Commento al Vangelo del giorno: 18 Maggio 2018 – Le domende che servono a noi!

Il Vangelo di oggi: Gv 21,15-19

domande sulla fedeIn quel tempo, quando si fu manifestato ai discepoli ed essi ebbero mangiato, Gesù disse a Simon Pietro: «Simone, figlio di Giovanni, mi ami più di costoro?». Gli rispose: «Certo, Signore, tu lo sai che ti voglio bene». Gli disse: «Pasci i miei agnelli».Gli disse di nuovo, per la seconda volta: «Simone, figlio di Giovanni, mi ami?». Gli rispose: «Certo, Signore, tu lo sai che ti voglio bene». Gli disse: «Pascola le mie pecore». Gli disse per la terza volta: «Simone, figlio di Giovanni, mi vuoi bene?». Pietro rimase addolorato che per la terza volta gli domandasse “ Mi vuoi bene? ” , e gli disse: «Signore, tu conosci tutto; tu sai che ti voglio bene ». Gli rispose Gesù: «Pasci le mie pecore.
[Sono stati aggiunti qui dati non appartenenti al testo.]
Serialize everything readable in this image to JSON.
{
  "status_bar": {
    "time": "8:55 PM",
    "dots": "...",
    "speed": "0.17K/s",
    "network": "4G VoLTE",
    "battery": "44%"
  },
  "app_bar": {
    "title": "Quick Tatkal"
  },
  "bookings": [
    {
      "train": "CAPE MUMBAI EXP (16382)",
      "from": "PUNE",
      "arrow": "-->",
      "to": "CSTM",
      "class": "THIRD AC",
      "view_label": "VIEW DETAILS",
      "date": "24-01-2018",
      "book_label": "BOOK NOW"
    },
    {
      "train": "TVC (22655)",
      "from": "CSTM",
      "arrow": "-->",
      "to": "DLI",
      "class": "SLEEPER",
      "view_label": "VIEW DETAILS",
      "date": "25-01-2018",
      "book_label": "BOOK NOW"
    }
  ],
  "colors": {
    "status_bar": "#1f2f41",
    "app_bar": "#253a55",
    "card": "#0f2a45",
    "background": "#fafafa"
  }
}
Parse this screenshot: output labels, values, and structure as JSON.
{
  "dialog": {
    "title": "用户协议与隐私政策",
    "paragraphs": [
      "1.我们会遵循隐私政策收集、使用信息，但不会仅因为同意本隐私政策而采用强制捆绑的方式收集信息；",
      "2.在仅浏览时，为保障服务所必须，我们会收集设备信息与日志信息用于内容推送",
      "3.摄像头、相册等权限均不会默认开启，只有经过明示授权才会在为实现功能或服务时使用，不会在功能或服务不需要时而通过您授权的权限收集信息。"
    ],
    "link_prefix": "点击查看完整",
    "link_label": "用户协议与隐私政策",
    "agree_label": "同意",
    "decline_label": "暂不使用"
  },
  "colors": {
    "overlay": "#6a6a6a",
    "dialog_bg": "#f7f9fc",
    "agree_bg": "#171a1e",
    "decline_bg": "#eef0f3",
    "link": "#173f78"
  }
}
In verità, in verità io ti dico: quando eri più giovane ti vestivi da solo e andavi dove volevi; ma quando sarai vecchio tenderai le tue mani, e un altro ti vestirà e ti porterà dove tu non vuoi».Questo disse per indicare con quale morte egli avrebbe glorificato Dio. E, detto questo, aggiunse: «Seguimi».

Contemplo:

Si, Signore, io ti amo
Gesù, che ama con lo stesso amore di Dio, si fa prossimo a Pietro e gli parla in nome della totalità dell’amore: Pietro mi ami? Ma Pietro gli risponde nel linguaggio d’amore dell’uomo: Lo sai che ti voglio bene. Gesù allora per essere da lui compreso gli chiede : Pietro mi vuoi bene? Ed accoglie la sua risposta: Tu sai che ti voglio bene, e la valorizza al punto da affidare a Pietro la missione del pastore, alla sua sequela. Pietro sarà fedele a questo mandato e continuerà a buttare in acqua le sue reti fidandosi della parola del Signore; saprà essere fedele a quell’amore di donazione totale che, passo dopo passo, si renderà a lui comprensibile e che accoglierà, fino a che sarà reso capace di rispondere con la sua vita: Si, Signore, io ti amo.

Commento al Vangelo del giorno:

Perché Gesù dovrebbe farci domande se già conosce le risposte? Forse la risposta sta in un fatto molto semplice: le domande servono a noi, non a lui. È Pietro che nel Vangelo di oggi ha bisogno di domandarsi se veramente vuole bene a Gesù. Gesù lo sa già, anzi sa pure che la sfiducia che egli ha in se stesso guarirà con il tempo. Non sa usare più la parola «amore», ma solo la parola «volere bene». Ma verrà il giorno in cui Pietro diventerà capace di morire per amore. Ecco il motivo per cui nella nostra vita spirituale dovrebbero fare ingresso in maniera seria le grandi domande della vita. Sono esse che ci fanno stare davanti a Gesù faccia a faccia. Sono esse che ci riconciliano con i nostri tradimenti e le nostre sviste. Sono esse che ridanno direzione alle nostre decisioni. Dio risponde facendo domande. Ci guida nella risposta, anzi egli stesso è la risposta. Ma capire che la risposta è Qualcuno e non qualcosa è una rivoluzione che dobbiamo imparare con il tempo. È la stessa conversione di Pietro, che non deve accontentarsi di voler bene, ma deve avere fiducia che prima o poi imparerà anche lui ad amare. Oggi ricordiamo anche le apparizioni della Madonna a Fatima. Il suo messaggio fu un accorato appello alla conversione: è la buona notizia che possiamo sempre ricominciare ogni volta, sapendo che siamo figli di un Dio che non si lega al dito il nostro passato.